Widespread poverty creates a class of citizens with little or no stake in the economy, and any trigger may lead to destruction of property without a care as to the economic consequences since the individual is far removed from economic realities.
Poor social support, manifested as large urban populations living in informal settlements without the benefit of the extended family in their immediate vicinity, results in a situation in which when a person makes violent decisions there is less inhibition to act out on them. In an extended family setting there is always that relative who has seen it all and has earned the respect of most family members, and no one has the heart to act in approximately in their presence.
In most societies, young people (usually between the ages of 15 and 25) are more likely to engage in violent behaviour, and they are also the most common victims of violence.
Traditionally in many of our communities, they formed the warrior class, and today many young people are still used for the same purpose during ethnopolitical conflicts.
Young people in general are also more likely to manifest the two factors discussed above (poverty and poor social support), thus compounding their risk of violent conflict.

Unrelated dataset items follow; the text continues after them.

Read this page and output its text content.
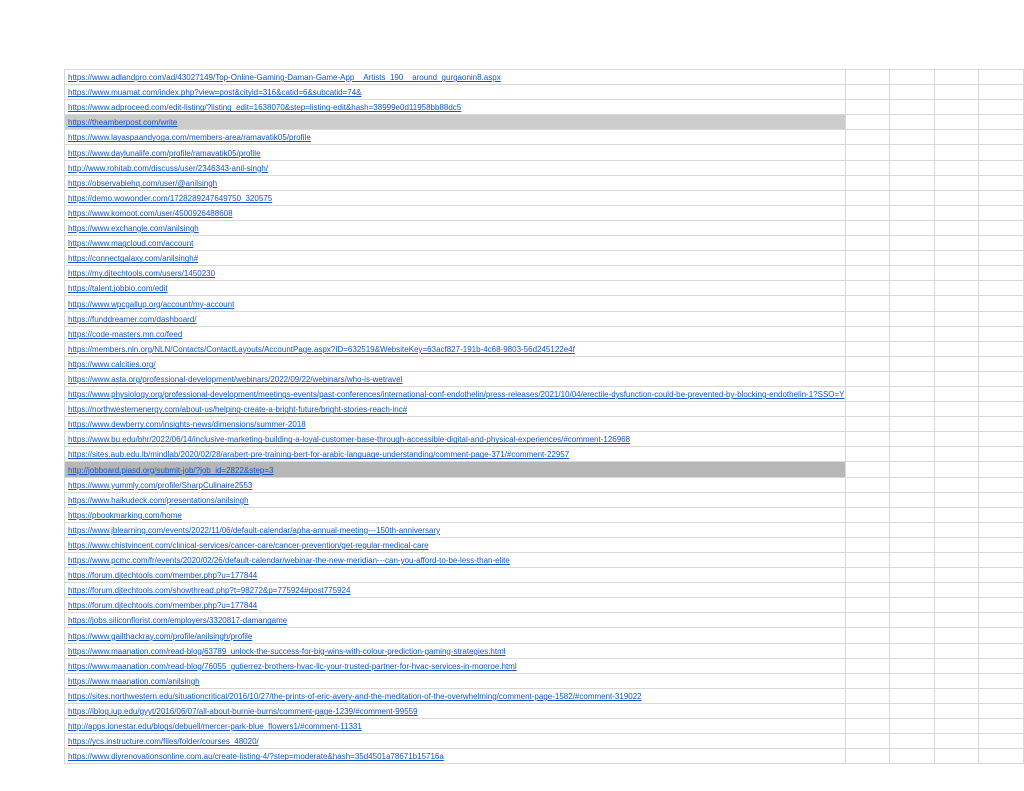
https://www.adlandpro.com/ad/43027149/Top-Online-Gaming-Daman-Game-App__Artists_190__around_gurgaonin8.aspx				
https://www.muamat.com/index.php?view=post&cityid=316&catid=6&subcatid=74&				
https://www.adproceed.com/edit-listing/?listing_edit=1638070&step=listing-edit&hash=38999e0d11958bb88dc5				
https://theamberpost.com/write				
https://www.layaspaandyoga.com/members-area/ramavatik05/profile				
https://www.daylunalife.com/profile/ramavatik05/profile				
http://www.rohitab.com/discuss/user/2346343-anil-singh/				
https://observablehq.com/user/@anilsingh				
https://demo.wowonder.com/1728289247649750_320575				
https://www.komoot.com/user/4500926488608				
https://www.exchangle.com/anilsingh				
https://www.magcloud.com/account				
https://connectgalaxy.com/anilsingh#				
https://my.djtechtools.com/users/1450230				
https://talent.jobbio.com/edit				
https://www.wpcgallup.org/account/my-account				
https://funddreamer.com/dashboard/				
https://code-masters.mn.co/feed				
https://members.nln.org/NLN/Contacts/ContactLayouts/AccountPage.aspx?ID=632519&WebsiteKey=63acf827-191b-4c68-9803-56d245122e4f				
https://www.calcities.org/				
https://www.asta.org/professional-development/webinars/2022/09/22/webinars/who-is-wetravel				
https://www.physiology.org/professional-development/meetings-events/past-conferences/international-conf-endothelin/press-releases/2021/10/04/erectile-dysfunction-could-be-prevented-by-blocking-endothelin-1?SSO=Y				
https://northwesternenergy.com/about-us/helping-create-a-bright-future/bright-stories-reach-inc#				
https://www.dewberry.com/insights-news/dimensions/summer-2018				
https://www.bu.edu/bhr/2022/06/14/inclusive-marketing-building-a-loyal-customer-base-through-accessible-digital-and-physical-experiences/#comment-126968				
https://sites.aub.edu.lb/mindlab/2020/02/28/arabert-pre-training-bert-for-arabic-language-understanding/comment-page-371/#comment-22957				
http://jobboard.piasd.org/submit-job/?job_id=2822&step=3				
https://www.yummly.com/profile/SharpCulinaire2553				
https://www.haikudeck.com/presentations/anilsingh				
https://pbookmarking.com/home				
https://www.jblearning.com/events/2022/11/06/default-calendar/apha-annual-meeting---150th-anniversary				
https://www.chistvincent.com/clinical-services/cancer-care/cancer-prevention/get-regular-medical-care				
https://www.pcmc.com/fr/events/2020/02/26/default-calendar/webinar-the-new-meridian---can-you-afford-to-be-less-than-elite				
https://forum.djtechtools.com/member.php?u=177844				
https://forum.djtechtools.com/showthread.php?t=98272&p=775924#post775924				
https://forum.djtechtools.com/member.php?u=177844				
https://jobs.siliconflorist.com/employers/3320817-damangame				
https://www.gailthackray.com/profile/anilsingh/profile				
https://www.maanation.com/read-blog/63789_unlock-the-success-for-big-wins-with-colour-prediction-gaming-strategies.html				
https://www.maanation.com/read-blog/76055_gutierrez-brothers-hvac-llc-your-trusted-partner-for-hvac-services-in-monroe.html				
https://www.maanation.com/anilsingh				
https://sites.northwestern.edu/situationcritical/2016/10/27/the-prints-of-eric-avery-and-the-meditation-of-the-overwhelming/comment-page-1582/#comment-319022				
https://iblog.iup.edu/gyyt/2016/06/07/all-about-burnie-burns/comment-page-1239/#comment-99559				
http://apps.lonestar.edu/blogs/debuell/mercer-park-blue_flowers1/#comment-11331				
https://ycs.instructure.com/files/folder/courses_48020/				
https://www.diyrenovationsonline.com.au/create-listing-4/?step=moderate&hash=35d4501a78671b15716a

The final factor that often tips the balance is male gender. From a purely epidemiological perspective, men are more violent than women when exposed to the same stimuli.
This finding is borne out by evidence obtained during violent confrontations in our cities, and culprits involved in violent crime.

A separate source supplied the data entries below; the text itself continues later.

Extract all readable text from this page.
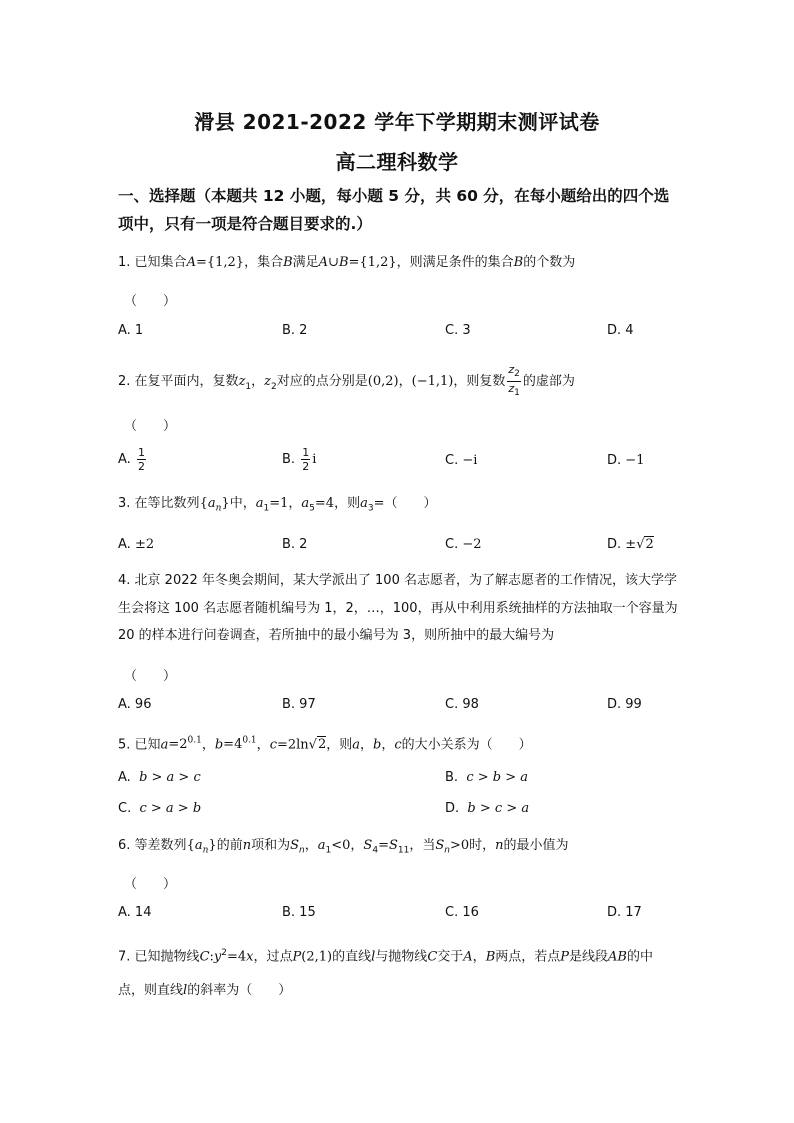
滑县 2021-2022 学年下学期期末测评试卷
高二理科数学
一、选择题（本题共 12 小题，每小题 5 分，共 60 分，在每小题给出的四个选项中，只有一项是符合题目要求的.）
1. 已知集合A={1,2}，集合B满足A∪B={1,2}，则满足条件的集合B的个数为
（　　）
A. 1	B. 2	C. 3	D. 4
2. 在复平面内，复数$z_1$，$z_2$对应的点分别是(0,2)，(−1,1)，则复数 $\frac{z_2}{z_1}$ 的虚部为
（　　）
A. $\frac{1}{2}$	B. $\frac{1}{2}$ i	C. −i	D. −1
3. 在等比数列$\{a_n\}$中，$a_1=1$，$a_5=4$，则$a_3=$（　　）
A. ±2	B. 2	C. −2	D. ±√2
4. 北京 2022 年冬奥会期间，某大学派出了 100 名志愿者，为了解志愿者的工作情况，该大学学生会将这 100 名志愿者随机编号为 1，2，…，100，再从中利用系统抽样的方法抽取一个容量为 20 的样本进行问卷调查，若所抽中的最小编号为 3，则所抽中的最大编号为
（　　）
A. 96	B. 97	C. 98	D. 99
5. 已知$a=2^{0.1}$，$b=4^{0.1}$，c=2ln√2，则a，b，c的大小关系为（　　）
A. b > a > c	B. c > b > a
C. c > a > b	D. b > c > a
6. 等差数列$\{a_n\}$的前n项和为$S_n$，$a_1<0$，$S_4=S_{11}$，当$S_n>0$时，n的最小值为
（　　）
A. 14	B. 15	C. 16	D. 17
7. 已知抛物线$C:y^2=4x$，过点P(2,1)的直线l与抛物线C交于A，B两点，若点P是线段AB的中点，则直线l的斜率为（　　）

Whatever the explanation, therefore, a group of men is more predisposed to violent decision-making than a comparable group of women.
Three of these factors can be addressed in a clearly straightforward manner – reducing poverty, providing opportunities in rural areas to reduce rural-urban migration, and keeping young people busy (with educational and sporting opportunities) will significantly reduce the risk of violence in any society.
Countries that have carried out these interventions are reaping the fruits of peace and social development.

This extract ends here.